Once upon a time in the land of West Linn, there was a City Manager who some thought wielded too much control. Let's call him CJ.

Because this caused disquiet among the City Council and many in the land, he left to seek his fortune elsewhere in 2015.

Still some could not stop thinking about him and were frozen in time, unable to move forward. One such person is Councilor Teri Cummings, who continues to fear the legacy of CJ and is the driving force behind the ill-judged 3-552 measure.

When CJ left four years ago, the City Council searched high and low for a new City Manager; one who would bring both experience and up-to-date ideas.

West Linn was lucky.
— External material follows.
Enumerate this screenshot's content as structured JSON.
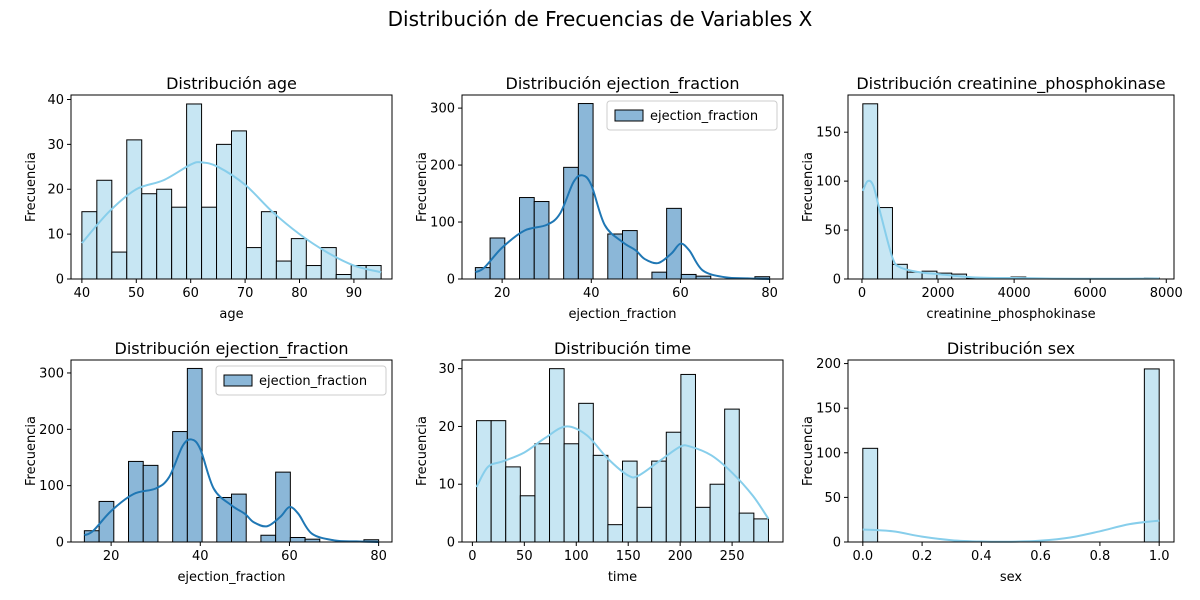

The City Council and panels made of citizens from all city neighborhoods approved the choice of Eileen Stein as the new City Manager and she has served us well.

The City of West Linn abides by the Council/City Manager form of governance. So what does this mean? It means that power is shared and balanced, with clear boundaries between the two areas.

Now under Measure 3-552, Councilors Cummings, Sakelik and Reylea seek to upset that balance by diminishing the City Manager's powers and placing total control of legal services under their jurisdiction.

The City Attorney bills by the hour and currently the City Manager reviews this billing and ensures that attorney response times are timely and questions requiring attorney time are appropriate and not wasteful. Is it realistic for the council to review billing, assign tasks to the City Attorney, oversee contracts, and handle Human Resource issues, union negotiations, legal questions from staff and a myriad or other tasks?

Can an untrained City Council with one scheduled business meeting a month manage this?

City Councilors are elected to serve four-year terms. The only qualification for a councilor being city residence for at least one year and that they remain a resident for the whole of their term.

Compare this with the qualifications required of a City Manager. These include a minimum of an under-graduate degree in public administration or public policy or political science with experience in financial management, economic development, strategic planning, organizational communication, project management, labor relations, city planning, human resources etc.

A City Manager is also required to have had an average tenure of seven to eight years of progressively responsible experience as a City Administrator.

Questions have been raised about the West Linn City Charter noninterference clause (Section 21A). It states: No City Council member may directly or indirectly, by suggestion, or otherwise, attempt to interfere, influence, or coerce the City Manager in the award of a public contract or the hiring, discipline, or termination of any personnel. This shall not prevent a City Council member from providing input to the City Manager relating to City business or the performance of an employee or department.

This clause defines the boundaries between elected officials and the City Manager. Balance of power is vital to ensure that the city runs efficiently. Too much power on either side of the Council/City Manager governance invites the potential for abuse.

Join me on voting no on Measure 3-552 and keep city management balanced and in experienced hands.

Brenda Perry is a former West Linn City Councilor.